Can I use a virtual dollar card for Starlink?
Yes, and it’s the most reliable method across African markets where Mobile Money isn’t supported. Virtual USD cards bypass local FX restrictions and handle Starlink’s recurring billing without declines.
What is the cheapest way to pay for Starlink in Africa?
If you live in Kenya, Ghana, or Rwanda, native Mobile Money is the cheapest because there are no FX fees. Everywhere else, a virtual dollar card funded in your local currency or stablecoins is the most affordable, consistent option.
Can I pay for Starlink Roam in South Africa?
Yes. South African users typically register their Starlink account in Mozambique or Namibia and subscribe to the Roam plan. The plan is billed in USD, so you’ll need an internationally capable card or a virtual dollar card.
How do I stop Starlink auto-renewal?
Log in to your Starlink account → Billing → Payment Methods → toggle Auto-pay off. You can also pause Roam service entirely from the app under Standby Mode.
The Bottom Line
The right way to pay for your Starlink subscription in African countries depends on where you are:
- In Kenya, Ghana, or Rwanda: Use native Mobile Money. It’s cheapest and reliable.
- In Nigeria, Zimbabwe, or any other African Starlink country: Use a virtual dollar card. It handles recurring billing without declines.
- In South Africa, Namibia, or other unsupported countries: Register a Roam plan in a neighbouring country and pay with a virtual USD card.

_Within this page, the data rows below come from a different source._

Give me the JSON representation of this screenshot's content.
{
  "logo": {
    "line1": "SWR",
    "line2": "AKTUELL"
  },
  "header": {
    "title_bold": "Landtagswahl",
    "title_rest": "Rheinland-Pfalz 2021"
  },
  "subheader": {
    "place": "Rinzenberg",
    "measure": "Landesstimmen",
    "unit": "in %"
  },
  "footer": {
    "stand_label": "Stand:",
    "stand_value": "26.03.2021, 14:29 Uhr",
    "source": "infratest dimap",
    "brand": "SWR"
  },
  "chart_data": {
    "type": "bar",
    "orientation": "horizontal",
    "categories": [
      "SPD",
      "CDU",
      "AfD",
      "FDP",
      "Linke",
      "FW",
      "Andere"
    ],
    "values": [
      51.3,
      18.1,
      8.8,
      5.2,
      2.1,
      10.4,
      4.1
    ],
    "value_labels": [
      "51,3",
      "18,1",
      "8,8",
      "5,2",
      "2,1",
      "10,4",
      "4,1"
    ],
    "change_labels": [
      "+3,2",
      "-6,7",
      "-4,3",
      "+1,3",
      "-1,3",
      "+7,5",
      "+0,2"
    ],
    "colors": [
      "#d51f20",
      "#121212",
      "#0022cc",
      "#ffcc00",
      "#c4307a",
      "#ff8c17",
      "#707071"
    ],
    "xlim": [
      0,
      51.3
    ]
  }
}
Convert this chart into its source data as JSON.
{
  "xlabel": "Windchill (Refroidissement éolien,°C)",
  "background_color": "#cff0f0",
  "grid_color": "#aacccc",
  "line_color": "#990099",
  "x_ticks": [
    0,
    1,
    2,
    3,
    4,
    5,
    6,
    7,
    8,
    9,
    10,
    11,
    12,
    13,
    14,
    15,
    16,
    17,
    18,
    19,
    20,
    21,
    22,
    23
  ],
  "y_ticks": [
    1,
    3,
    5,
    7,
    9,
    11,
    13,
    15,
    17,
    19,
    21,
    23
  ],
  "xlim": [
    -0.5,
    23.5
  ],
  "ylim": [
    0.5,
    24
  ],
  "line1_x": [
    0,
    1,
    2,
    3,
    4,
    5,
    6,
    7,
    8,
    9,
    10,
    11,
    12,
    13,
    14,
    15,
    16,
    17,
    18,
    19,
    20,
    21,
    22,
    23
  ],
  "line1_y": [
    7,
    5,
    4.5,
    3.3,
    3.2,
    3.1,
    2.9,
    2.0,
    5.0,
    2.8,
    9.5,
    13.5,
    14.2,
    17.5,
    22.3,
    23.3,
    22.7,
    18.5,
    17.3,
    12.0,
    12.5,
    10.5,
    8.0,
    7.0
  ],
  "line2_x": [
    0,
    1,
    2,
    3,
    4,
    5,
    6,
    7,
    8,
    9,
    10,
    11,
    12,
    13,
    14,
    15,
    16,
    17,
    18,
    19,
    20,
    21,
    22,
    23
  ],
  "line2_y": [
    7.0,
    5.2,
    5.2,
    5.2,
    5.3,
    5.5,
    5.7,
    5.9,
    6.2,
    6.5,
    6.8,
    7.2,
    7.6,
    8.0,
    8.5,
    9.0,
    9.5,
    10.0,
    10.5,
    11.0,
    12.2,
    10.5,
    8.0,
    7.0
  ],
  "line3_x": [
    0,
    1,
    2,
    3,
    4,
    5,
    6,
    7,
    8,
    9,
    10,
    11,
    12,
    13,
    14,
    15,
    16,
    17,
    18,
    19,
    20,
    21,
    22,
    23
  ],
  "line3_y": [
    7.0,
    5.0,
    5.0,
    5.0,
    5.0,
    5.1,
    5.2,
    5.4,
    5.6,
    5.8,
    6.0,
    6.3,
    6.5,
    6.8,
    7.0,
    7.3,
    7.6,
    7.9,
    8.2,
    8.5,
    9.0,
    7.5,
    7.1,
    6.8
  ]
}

The single biggest mistake new Starlink users make is assuming their local debit card will work. In most African markets, it won’t — at least not for long. Setting up a reliable USD payment method before your first billing cycle saves the suspension headaches later.
Starlink pricing, payment methods, availability, and billing policies may change over time and can vary by country. While we strive to keep this guide accurate and up to date, readers should verify current information directly with before making payment decisions. EverTry is not affiliated with or endorsed by Starlink or SpaceX. References to third-party services, banks, mobile money providers, and payment methods are for informational purposes only.